Sample pretreatments involve digestion and extraction to isolate the analytes and purify them before the analysis, which involve complex, time consuming and tedious multistep to perform the complete analysis [7]. The purpose of the digestion step is to degrade the complicated organic matrix, and it is usually conducted using concentrated acids [8], [9]. In addition, there are various processes which can be applied to treat organic contamination including chemical treatment by chlorination or ozonation [10], [11], electrochemical treatment [12], adsorption [13], [14], [15], [16], [17], [18]. In some cases, silica, zinc oxide (ZnO) or titania (TiO₂) is used for the decomposition of dyes [19]. However, if TiO₂ nano-powder is applied independently, it tends to disperse in the solution and due to the nano-size their separation will be quite difficult. On the other hand, the extraction process aimed to enrich the analyte and it can be achieved by different procedures such as Liquid Liquid Extraction (LLE) [20], Solid Phase Extraction (SPE) [5], Cloud Point Extraction (CPE) [21] and Dispersive Liquid Liquid Microextraction (DLLME) [22]. Among these methods, SPE is the most efficient due to its repeatability and applicability for various heavy metals [23], [24]. Many traditional adsorbents have been used for SPE such as silica-immobilized formylsalicylic acid [25], chitosan/natural zeolites [26] activated carbon [5]. Typically, nanomaterials based adsorbents showed promising performance for heavy metal adsorption such as amino-functionalized hollow core-mesoporous shell silica spheres [27], but still these nanomaterials limited for wide industrial application because of the difficultness of their solid/liquid separation [28]. To resolve solid/liquid separation issue, magnetic based nanomaterials have been utilized for removal of heavy metals under external magnetic field [29].

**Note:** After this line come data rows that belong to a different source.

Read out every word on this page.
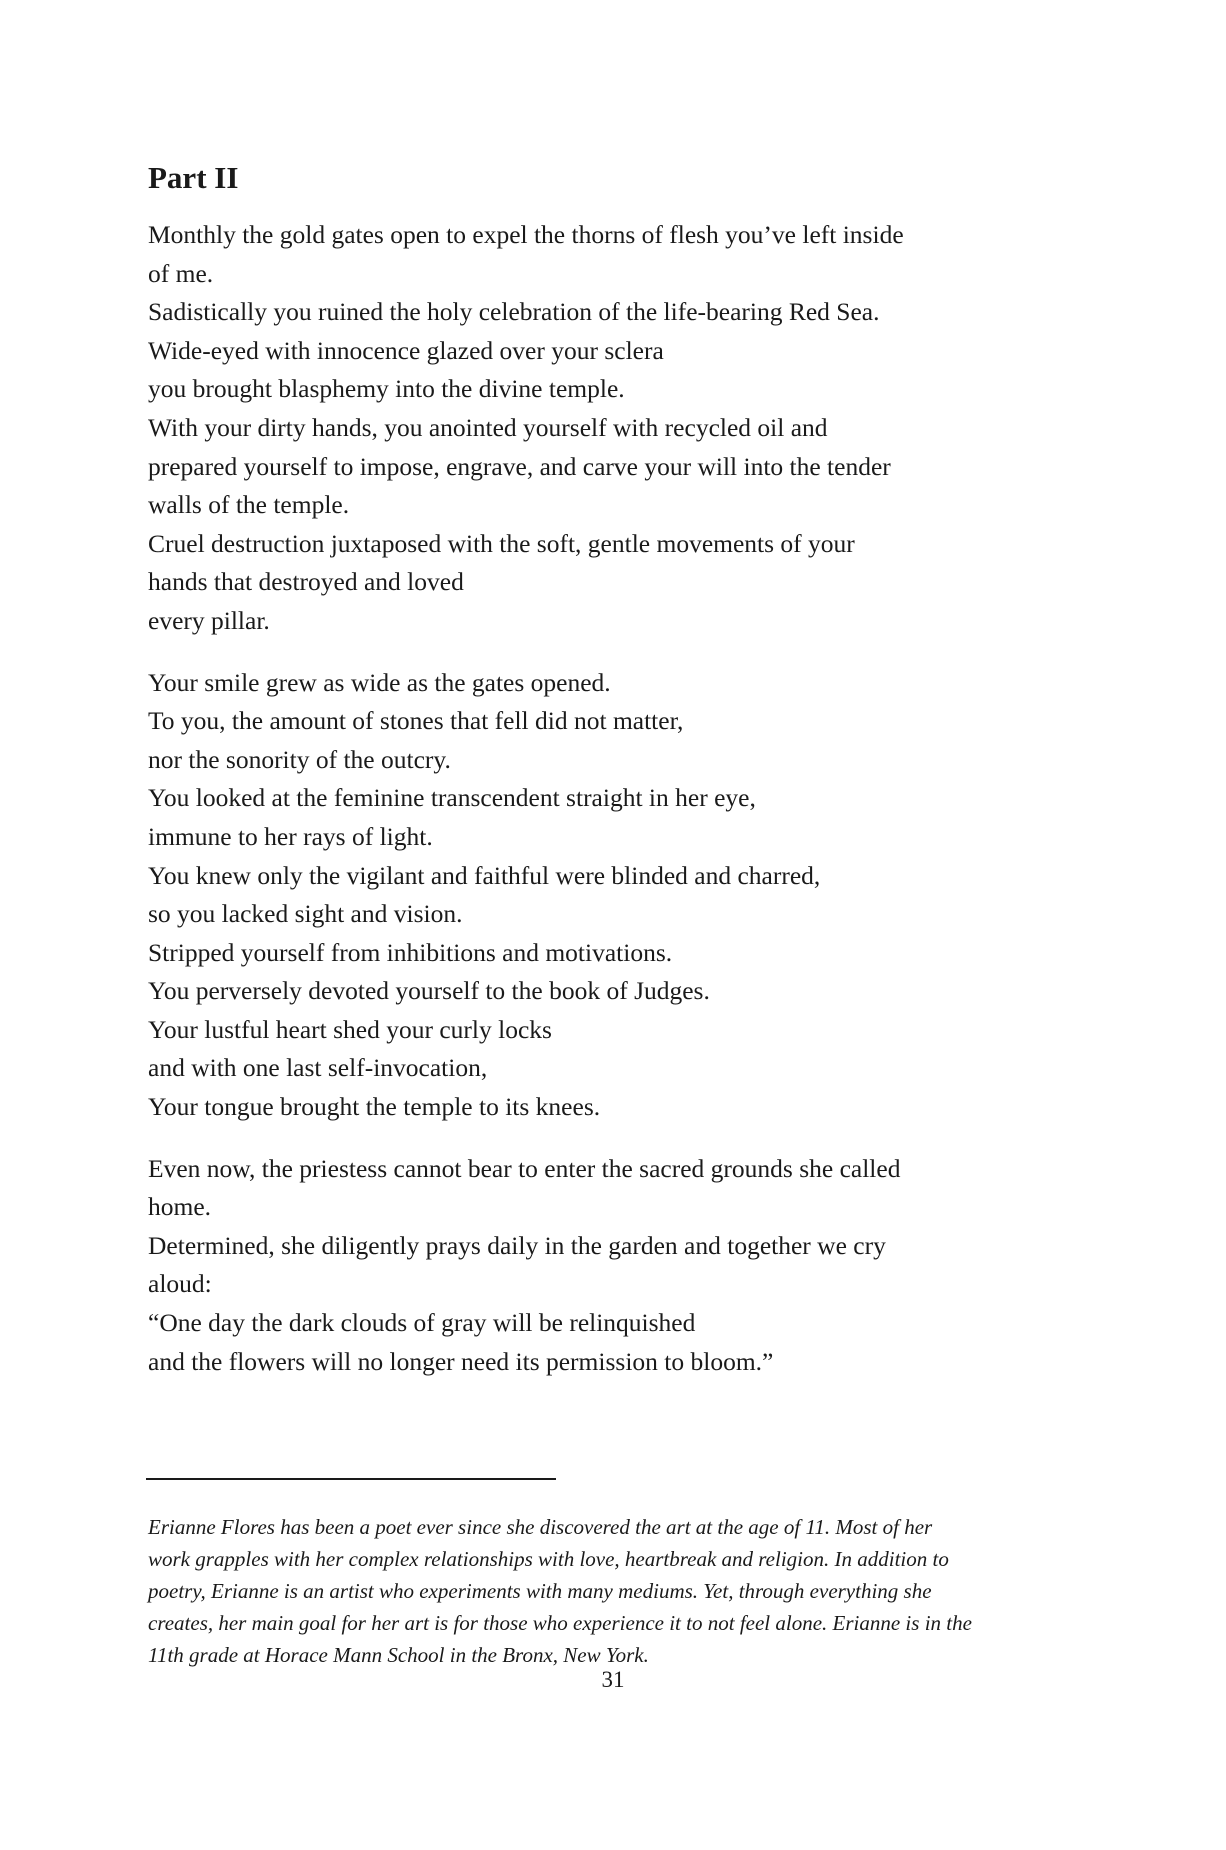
Part II

Monthly the gold gates open to expel the thorns of flesh you’ve left inside
of me.
Sadistically you ruined the holy celebration of the life-bearing Red Sea.
Wide-eyed with innocence glazed over your sclera
you brought blasphemy into the divine temple.
With your dirty hands, you anointed yourself with recycled oil and
prepared yourself to impose, engrave, and carve your will into the tender
walls of the temple.
Cruel destruction juxtaposed with the soft, gentle movements of your
hands that destroyed and loved
every pillar.

Your smile grew as wide as the gates opened.
To you, the amount of stones that fell did not matter,
nor the sonority of the outcry.
You looked at the feminine transcendent straight in her eye,
immune to her rays of light.
You knew only the vigilant and faithful were blinded and charred,
so you lacked sight and vision.
Stripped yourself from inhibitions and motivations.
You perversely devoted yourself to the book of Judges.
Your lustful heart shed your curly locks
and with one last self-invocation,
Your tongue brought the temple to its knees.

Even now, the priestess cannot bear to enter the sacred grounds she called
home.
Determined, she diligently prays daily in the garden and together we cry
aloud:
“One day the dark clouds of gray will be relinquished
and the flowers will no longer need its permission to bloom.”

Erianne Flores has been a poet ever since she discovered the art at the age of 11. Most of her
work grapples with her complex relationships with love, heartbreak and religion. In addition to
poetry, Erianne is an artist who experiments with many mediums. Yet, through everything she
creates, her main goal for her art is for those who experience it to not feel alone. Erianne is in the
11th grade at Horace Mann School in the Bronx, New York.
31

Magnetic core-porous shell system can provide facile separation and isolation of metal ions from the solution, where the heavy metal cations are absorbed into the porous shell, while the magnetic core facilitates the separation process [30], [31]. In addition, by constructing photocatalytic TiO₂ shell, core-shell system can decompose organic molecules [32], [33]. Magnetic iron oxide nanoparticles are commonly used for the core-shell nanostructures as it is nontoxic and simple in preparation [34]. However, during the preparation of magnetic core-TiO₂ shell photocatalyst, the direct combination of TiO₂ with the magnetic cores lead to a decrease in the photocatalytic efficiency due to transferee of charges from TiO₂ shell to the core where it works for the combination of negative electrons and positive holes [35]. Thus, the presence SiO₂ layer between Fe₃O₄ and TiO₂ is necessary to keep the efficiency of the core-shell photocatalyst [36]. In addition, the SiO₂ shell can enhance the stability and dispersity of the magnetic core and support the thermal stability as well as increase the resistance for the highly acidic solution [32]. However, the simultaneous removal of some dyes with heavy metals by adsorption was studied by Mazaheri et al. [13], and Asfaram et al. [14], the application of core-double shell photocatalyst for organic matrix degradation simultaneously with heavy metals ion recovery by magnetic solid phase extraction has not reported yet. Therefore, this work aim to fabricate tri-functional Fe₃O₄@SiO₂@TiO₂ core-double shell nanoparticles capable of photocatalytic decomposition of interfering organic molecules, adsorption of heavy metal as well as facile separation under magnetic field that in turn reduce the sample preparation steps during analysis of heavy metal ions. Based on our survey, the advantages and novelty of this work lies on combining, for the first time, UV- irradiation photocatalytic activity by Fe₃O₄@SiO₂@TiO₂ with SPE and ICP-MS detection for fast and accurate detection of Cu(II), Zn(II), Cd(II) and Pb(II). In addition, the easy separation of Fe₃O₄@SiO₂@TiO₂ adsorbent by applying external magnetic field facilitates the preconcentration process and reuse of the adsorbent. Factors controlling the process are optimized including pH, eluent type and concentration, presence of coexisting ions, sample volume and addition/recovery tests.